For problems running MPI or OpenSHMEM applications
--------------------------------------------------

If you can successfully launch parallel MPI or OpenSHMEM applications,
but the jobs fail during the run, please provide *all* of the
information from the :ref:`For problems building or installing Open
MPI <getting-help-compile-time-label>` section, *all* of the
information from the :ref:`For problems launching MPI or OpenSHMEM
applications <getting-help-launching-label>` section, and then *all*
of the following additional information:

#. A *detailed* description of what is failing.  *The more details
   that you provide, the better.* Please include at least the
   following information:

   * The exact command used to run your application.

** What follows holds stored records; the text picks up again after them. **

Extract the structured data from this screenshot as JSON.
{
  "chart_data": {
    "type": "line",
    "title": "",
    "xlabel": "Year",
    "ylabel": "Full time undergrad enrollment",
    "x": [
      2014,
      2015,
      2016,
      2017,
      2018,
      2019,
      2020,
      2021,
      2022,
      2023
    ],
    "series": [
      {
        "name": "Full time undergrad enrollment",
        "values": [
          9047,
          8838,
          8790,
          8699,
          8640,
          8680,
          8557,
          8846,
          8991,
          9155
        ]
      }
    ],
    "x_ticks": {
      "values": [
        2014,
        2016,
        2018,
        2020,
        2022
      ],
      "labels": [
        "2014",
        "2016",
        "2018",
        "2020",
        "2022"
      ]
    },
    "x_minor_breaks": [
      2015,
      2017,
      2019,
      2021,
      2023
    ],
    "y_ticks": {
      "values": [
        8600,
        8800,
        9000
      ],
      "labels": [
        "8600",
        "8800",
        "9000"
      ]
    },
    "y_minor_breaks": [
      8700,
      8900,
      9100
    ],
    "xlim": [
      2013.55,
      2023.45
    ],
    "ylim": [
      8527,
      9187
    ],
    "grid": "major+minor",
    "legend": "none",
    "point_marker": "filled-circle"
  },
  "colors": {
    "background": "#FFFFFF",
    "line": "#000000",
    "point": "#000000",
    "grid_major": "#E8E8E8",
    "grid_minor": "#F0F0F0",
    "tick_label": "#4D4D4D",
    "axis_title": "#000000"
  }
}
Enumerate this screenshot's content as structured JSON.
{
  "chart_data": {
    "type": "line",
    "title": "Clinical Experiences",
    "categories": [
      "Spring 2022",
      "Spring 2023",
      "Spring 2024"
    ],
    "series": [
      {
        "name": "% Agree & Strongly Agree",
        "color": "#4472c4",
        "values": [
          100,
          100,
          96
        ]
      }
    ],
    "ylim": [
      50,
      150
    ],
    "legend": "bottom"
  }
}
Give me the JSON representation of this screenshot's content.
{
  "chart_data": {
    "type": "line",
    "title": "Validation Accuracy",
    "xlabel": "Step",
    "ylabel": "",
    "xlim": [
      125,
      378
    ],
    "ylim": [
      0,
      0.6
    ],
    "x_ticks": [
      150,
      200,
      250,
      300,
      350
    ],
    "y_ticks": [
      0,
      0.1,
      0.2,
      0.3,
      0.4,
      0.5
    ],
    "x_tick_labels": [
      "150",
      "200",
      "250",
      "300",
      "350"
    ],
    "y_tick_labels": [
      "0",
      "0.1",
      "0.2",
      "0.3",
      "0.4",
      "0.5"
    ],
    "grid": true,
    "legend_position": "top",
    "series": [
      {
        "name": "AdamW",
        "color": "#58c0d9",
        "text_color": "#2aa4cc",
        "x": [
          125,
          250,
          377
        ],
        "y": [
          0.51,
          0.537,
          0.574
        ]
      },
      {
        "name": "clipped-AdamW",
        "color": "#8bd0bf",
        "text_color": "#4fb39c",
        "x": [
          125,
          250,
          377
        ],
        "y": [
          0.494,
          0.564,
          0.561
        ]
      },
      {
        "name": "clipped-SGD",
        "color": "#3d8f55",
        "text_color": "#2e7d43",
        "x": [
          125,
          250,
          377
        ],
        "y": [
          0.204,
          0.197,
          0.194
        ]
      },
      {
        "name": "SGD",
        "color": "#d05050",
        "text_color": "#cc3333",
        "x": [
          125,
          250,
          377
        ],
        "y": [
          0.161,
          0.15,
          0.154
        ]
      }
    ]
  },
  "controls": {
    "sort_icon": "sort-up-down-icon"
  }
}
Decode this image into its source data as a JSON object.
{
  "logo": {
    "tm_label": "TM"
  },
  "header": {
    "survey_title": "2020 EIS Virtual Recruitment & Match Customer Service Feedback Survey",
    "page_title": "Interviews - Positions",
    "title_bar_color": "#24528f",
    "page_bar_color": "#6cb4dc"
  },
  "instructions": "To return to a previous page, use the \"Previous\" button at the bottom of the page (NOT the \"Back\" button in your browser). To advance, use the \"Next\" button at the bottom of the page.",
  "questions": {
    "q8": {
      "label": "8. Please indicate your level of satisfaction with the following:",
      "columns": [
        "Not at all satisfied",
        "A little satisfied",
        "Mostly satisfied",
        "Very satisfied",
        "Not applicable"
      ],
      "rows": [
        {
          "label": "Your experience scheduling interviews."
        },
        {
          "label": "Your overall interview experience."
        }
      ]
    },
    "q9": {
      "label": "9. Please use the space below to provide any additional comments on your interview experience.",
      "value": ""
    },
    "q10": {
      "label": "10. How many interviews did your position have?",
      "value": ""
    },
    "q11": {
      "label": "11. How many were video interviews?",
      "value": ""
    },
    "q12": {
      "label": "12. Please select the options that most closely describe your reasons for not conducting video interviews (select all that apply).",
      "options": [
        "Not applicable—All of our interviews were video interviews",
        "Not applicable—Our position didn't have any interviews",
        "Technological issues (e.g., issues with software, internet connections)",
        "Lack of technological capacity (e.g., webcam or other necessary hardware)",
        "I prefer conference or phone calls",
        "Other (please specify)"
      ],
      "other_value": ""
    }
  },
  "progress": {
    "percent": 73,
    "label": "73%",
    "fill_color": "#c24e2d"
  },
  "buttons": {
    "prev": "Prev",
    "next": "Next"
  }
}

   * Any relevant MCA parameters that were set (or unset) when
     you ran (from either the command line, environment,
     parameter file, etc.).

   * The value of the ``PATH`` and ``LD_LIBRARY_PATH``
     environment variables (did you set them correctly to point
     to all relevant executables, the Open MPI libraries, and
     any required support libraries, such as libraries required
     for high-speed networks such as InfiniBand).

#. The source code of a short sample program (preferably in C or
   Fortran) that exhibits the problem.

#. If you are experiencing networking problems, include detailed
   information about your network.

   .. error:: TODO Update link to IB FAQ entry.

   #. For RoCE- or InfiniBand-based networks, include the information
      :ref:`in this FAQ entry <faq-ib-troubleshoot-label>`.

   #. For Ethernet-based networks (including RoCE-based networks),
      include the output of the ``ip addr`` command (or the legacy
      ``ifconfig`` command) on all relevant nodes.

      .. note:: Some Linux distributions do not put ``ip`` or
                ``ifconfig`` in the default ``PATH`` of normal users.
                Try looking for it in ``/sbin`` or ``/usr/sbin``.